Da, es geht los, plötzlich und wie von selbst. Er kennt das schon. Kippschalter im Kopf. Die Muskeln des Kampfhundes spannen sich an, umspannen ihn körpernah, knapp geschnitten, sehr sexy: Das Korsett, das ihn am Taumeln hindert. Das Adrenalin schäumt auf und emulgiert zu Dopamin. Die Belohnung fliegt ihm augenblicklich ins Hirn und beinahe erleichtert stellt er fest: er funktioniert, beginnt sich und seine erbärmliche Furcht den Erfordernissen entsprechend zu verachten.

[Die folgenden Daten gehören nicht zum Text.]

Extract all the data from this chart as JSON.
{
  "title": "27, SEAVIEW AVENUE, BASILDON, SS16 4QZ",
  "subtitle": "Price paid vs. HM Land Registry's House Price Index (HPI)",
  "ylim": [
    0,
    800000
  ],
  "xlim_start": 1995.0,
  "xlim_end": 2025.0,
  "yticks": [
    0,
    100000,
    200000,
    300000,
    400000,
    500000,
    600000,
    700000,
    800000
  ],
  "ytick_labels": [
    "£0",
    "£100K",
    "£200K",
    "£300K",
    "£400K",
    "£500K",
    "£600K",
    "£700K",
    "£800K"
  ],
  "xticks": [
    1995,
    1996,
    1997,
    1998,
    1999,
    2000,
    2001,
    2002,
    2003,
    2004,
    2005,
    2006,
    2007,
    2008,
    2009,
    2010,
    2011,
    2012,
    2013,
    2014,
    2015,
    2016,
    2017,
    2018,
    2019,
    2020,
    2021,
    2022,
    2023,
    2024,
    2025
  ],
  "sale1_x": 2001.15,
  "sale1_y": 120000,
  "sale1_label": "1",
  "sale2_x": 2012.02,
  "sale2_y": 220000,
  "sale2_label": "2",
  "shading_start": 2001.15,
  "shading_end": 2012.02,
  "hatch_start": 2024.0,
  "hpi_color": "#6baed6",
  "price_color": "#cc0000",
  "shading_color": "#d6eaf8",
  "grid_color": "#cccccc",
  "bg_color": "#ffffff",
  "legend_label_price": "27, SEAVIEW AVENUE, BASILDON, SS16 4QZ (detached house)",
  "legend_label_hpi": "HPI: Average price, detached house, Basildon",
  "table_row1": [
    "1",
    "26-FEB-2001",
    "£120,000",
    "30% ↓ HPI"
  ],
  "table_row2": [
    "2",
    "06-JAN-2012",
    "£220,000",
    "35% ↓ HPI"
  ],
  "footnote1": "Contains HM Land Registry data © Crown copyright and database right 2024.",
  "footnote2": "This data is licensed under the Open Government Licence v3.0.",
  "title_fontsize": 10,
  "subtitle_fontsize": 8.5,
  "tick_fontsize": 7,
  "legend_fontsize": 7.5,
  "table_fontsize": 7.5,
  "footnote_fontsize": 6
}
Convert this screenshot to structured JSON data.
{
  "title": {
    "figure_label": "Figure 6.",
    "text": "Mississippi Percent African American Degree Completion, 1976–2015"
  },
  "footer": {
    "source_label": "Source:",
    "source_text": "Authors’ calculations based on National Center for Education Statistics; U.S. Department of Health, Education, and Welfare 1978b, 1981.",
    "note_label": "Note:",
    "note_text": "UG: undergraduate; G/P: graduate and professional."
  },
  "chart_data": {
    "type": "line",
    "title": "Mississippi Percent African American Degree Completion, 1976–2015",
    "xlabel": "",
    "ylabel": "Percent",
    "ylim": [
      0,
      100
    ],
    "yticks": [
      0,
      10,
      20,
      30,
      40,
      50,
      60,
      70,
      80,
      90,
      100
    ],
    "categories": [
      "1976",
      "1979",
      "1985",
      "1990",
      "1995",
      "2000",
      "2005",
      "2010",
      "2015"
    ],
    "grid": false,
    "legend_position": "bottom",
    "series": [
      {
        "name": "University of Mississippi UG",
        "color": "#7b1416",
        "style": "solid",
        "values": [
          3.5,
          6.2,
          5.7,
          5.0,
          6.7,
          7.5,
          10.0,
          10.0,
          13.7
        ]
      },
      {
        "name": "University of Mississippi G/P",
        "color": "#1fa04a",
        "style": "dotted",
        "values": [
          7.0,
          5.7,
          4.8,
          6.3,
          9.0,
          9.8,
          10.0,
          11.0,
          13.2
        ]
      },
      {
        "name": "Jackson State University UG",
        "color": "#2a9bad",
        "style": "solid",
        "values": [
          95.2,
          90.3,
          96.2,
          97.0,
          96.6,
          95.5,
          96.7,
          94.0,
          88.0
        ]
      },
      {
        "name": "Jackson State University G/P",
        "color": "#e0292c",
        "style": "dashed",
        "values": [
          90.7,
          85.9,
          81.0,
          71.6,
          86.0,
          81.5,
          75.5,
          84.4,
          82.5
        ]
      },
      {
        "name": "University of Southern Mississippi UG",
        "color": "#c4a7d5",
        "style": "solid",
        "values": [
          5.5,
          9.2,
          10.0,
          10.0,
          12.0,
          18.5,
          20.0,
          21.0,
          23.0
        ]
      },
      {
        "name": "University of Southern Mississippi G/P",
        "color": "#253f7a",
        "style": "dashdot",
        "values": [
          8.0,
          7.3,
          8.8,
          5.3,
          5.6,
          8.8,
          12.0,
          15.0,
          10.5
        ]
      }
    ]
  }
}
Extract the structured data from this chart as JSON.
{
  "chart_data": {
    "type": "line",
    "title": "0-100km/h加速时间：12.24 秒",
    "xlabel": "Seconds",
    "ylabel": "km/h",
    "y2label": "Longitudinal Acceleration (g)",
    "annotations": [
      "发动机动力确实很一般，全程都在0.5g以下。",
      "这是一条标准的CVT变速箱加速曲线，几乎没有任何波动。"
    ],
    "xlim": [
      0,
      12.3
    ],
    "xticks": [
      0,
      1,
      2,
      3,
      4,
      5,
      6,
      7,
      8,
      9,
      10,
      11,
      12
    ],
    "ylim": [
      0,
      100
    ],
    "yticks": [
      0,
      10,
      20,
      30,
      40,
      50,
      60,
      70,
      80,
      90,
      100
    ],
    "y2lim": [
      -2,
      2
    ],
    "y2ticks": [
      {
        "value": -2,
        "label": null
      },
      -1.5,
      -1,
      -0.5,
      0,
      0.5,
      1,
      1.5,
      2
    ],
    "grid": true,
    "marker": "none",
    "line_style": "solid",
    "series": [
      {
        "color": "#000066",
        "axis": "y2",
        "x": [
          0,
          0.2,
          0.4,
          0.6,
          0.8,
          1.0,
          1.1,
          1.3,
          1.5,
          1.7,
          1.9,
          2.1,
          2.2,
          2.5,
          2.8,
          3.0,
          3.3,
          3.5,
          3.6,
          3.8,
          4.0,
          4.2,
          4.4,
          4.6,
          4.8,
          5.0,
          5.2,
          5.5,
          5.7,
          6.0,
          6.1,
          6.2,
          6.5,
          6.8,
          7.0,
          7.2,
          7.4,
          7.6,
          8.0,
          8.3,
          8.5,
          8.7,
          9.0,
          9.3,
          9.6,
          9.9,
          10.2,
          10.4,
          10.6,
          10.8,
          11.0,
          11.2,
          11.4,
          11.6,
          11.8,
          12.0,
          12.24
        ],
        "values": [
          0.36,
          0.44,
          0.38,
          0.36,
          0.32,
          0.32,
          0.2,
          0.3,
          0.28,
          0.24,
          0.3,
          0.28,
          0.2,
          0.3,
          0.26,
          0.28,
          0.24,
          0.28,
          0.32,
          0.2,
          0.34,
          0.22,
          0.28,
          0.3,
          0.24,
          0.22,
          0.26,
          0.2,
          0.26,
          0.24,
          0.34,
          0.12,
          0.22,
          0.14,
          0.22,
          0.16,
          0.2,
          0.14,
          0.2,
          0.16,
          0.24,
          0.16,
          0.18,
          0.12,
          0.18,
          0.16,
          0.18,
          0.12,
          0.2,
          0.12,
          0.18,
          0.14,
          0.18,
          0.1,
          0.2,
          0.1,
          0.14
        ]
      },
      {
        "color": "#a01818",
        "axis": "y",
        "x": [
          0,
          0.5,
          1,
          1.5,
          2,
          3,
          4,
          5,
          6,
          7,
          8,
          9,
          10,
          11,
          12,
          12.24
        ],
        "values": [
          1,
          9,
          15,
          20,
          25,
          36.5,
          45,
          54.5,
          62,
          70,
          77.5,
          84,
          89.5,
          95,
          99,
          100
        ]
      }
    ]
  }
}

Nocheinmal geht er im Geist alle seine Töne, Hoch- und Tieflagen durch, seine Tricks und Sprünge die er auf Lager hat, noch einmal heult er im Flüsterton mit seinen inneren Wölfen. Dass bloß keiner es hört.
Geschmeidig scheinen ihm alle seine Bänder und Fasern.
Das Signal ertönt und erleuchtet zugleich, gut dressiert wie er ist, setzt er sich in Gang durch den Korridor auf das Licht zu, das ihn jetzt blendet und in dessen Zentrum er, durch das Gleißen noch unsichtbar, sein Gegenüber das es niederzumachen gilt weiss. Gleich.

Was tue ich, denkt er sich, es muss ein Ende haben, aus dem Weg mit Dir Störenfried, ich werde auch Dich noch beiseite schaffen, dieses eine Mal noch, damit ich endlich meine Ruhe habe, dann.
Applaus, Gejohle fängt ihn auf und wieder ein, trägt ihn hoch hinaus und setzt ihn ab in der Mitte des Podiums, wo ein Moderator aus dem Off ihn jetzt ankündigt mit gewaltiger Stimme. Der Kampfhund bleckt die Zähne zu einem Grinsen das sein Gesicht bald zu halbieren scheint, zwei ungleiche Hälften derselben Vissage. Er setzt sich in den dunkelfarbenen Lederstuhl, der jetzt leise quietscht, vertrautes Quietschen, nur ihm hörbar, ihm zu Ehren. Ein letzes Mal, dieses eine Mal noch, versprochen, nur dieses letzte Mal. Stoßgebet, den Spots entgegengeschleudert, dort ins Licht. Vielleicht verbirgt er sich dort droben, der jetzt dringlich angebete. Um Gnade vor seinem Publikum betet der Kampfhund, nicht um irgendeine andere. Die Verachtung lässt ihn hecheln, drückt ihm die Kehle zu, er würgt, sein Atem flattert und fliegt ihm davon. Diesmal wird das letzte Mal sein, was tut er hier, denkt er sich während sein Herz im scheinwerferhitzigen Luftzug
sich ballt.

Er setzt sich manierlich fast seinem heutigen Mitspieler gegenüber, seinem Gast, nennt dessen Namen, packt ihn am Arm, fixiert ihn so, als würde er bereits seine Zähne dem ins Weiche schlagen, lächelt ihn an und stellt seine erste strittige Frage.